Released: April 1978
Chart Peak: #1
Weeks Charted: 77
Certified 8x Platinum: 11/7/84
The Sha Na Na cuts document the group's deterioration from an affectionate, phonographically ineffective bunch of copycats into a repellent Vegas oldies act. The Casey-Jacobs stage songs are entertaining and condescending takeoffs on '50s readymades, a little too good for Manhattan Transfer. And the updates provided for the movie by the Stigwood combine -- Valli's "Grease" (written by Barry Gibb) and Travolta and Newton-John's "You're the One That I Want" -- are two of 1978's better hit singles. That's probably how they should be bought, too, but this is far from a disgrace. C+
- Robert Christgau, Christgau's Record Guide, 1981.
-Entertainment Weekly, 2001.
Grease will always be the word for hopelessly devoted generations of girls who wore out their record players partying with their own Pink Ladies to this soundtrack. A young, sinewy Travolta in tight pants, Olivia Newton-John singing like a bird and best thing Stockard Channing make pop culture history as they whisk us away to the '50s teeny bopper days. The high-camp classic boasts summer-loving hits that will be on karoake playlists until the end of time. * * * * *
- Zagat Survey Music Guide - 1,000 Top Albums of All Time, 2003.
Impressario Robert Stigwood was the man with the Midas touch in 1978. Saturday Night Fever was followed into the charts and movie theatres by his next project Grease. The musical had already established itself as a Broadway smash, but its transfer to the big screen with starring roles for John Travolta and Olivia Newton-John took it to an even higher level of popularity.
The movie version added four new songs that became the bedrock of its soundtrack. They included the John Farrar-penned "You're The One That I Want" (the eighth best-selling sngle of all time with over 1.8 million sales), which, alongside the original scores's "Summer Nights," became worldwide duet smashes for the film's two main stars.

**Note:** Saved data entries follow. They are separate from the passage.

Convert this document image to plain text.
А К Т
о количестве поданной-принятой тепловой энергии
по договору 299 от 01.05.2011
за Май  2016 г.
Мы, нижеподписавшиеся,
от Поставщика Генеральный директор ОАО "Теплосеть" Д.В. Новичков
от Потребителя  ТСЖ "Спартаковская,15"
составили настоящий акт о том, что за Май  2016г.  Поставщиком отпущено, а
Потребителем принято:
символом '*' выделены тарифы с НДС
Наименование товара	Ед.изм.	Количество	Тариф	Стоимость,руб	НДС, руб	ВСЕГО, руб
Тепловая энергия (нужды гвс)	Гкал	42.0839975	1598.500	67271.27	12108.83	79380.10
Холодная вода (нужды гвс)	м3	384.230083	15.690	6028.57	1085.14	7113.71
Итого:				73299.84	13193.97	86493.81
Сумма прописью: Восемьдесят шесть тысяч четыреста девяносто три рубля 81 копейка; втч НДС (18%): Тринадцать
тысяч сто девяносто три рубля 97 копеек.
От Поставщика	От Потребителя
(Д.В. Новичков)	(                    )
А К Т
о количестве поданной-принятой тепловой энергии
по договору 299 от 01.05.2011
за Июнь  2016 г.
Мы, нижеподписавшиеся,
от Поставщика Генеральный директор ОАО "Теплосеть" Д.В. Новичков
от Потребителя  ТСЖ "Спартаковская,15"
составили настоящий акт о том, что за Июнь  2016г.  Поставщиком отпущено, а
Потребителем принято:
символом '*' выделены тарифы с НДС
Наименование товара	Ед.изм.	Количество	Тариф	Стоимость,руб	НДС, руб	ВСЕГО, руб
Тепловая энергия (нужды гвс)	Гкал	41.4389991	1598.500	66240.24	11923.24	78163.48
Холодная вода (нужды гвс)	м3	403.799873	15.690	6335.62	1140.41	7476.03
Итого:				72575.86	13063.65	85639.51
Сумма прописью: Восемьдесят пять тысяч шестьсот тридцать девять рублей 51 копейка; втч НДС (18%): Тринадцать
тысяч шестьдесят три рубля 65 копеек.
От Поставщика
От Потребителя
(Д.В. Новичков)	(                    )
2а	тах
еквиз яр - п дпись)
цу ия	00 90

The Bee Gee's Barry Gibb penned the movie's them song, which sent Frank Valli to number one in the US for the first time in nearly 16 years. The album was Number One in the US charts for 21 weeks and spent 18 months in the Top Forty. In the UK sales were almost as impressive. Grease spent 12 weeks at Number One and nearly a year in the charts.
As of 2004, Grease was the #15 best-selling album of the 70s.
- Hamish Champ, The 100 Best-Selling Albums of the 70s, 2004.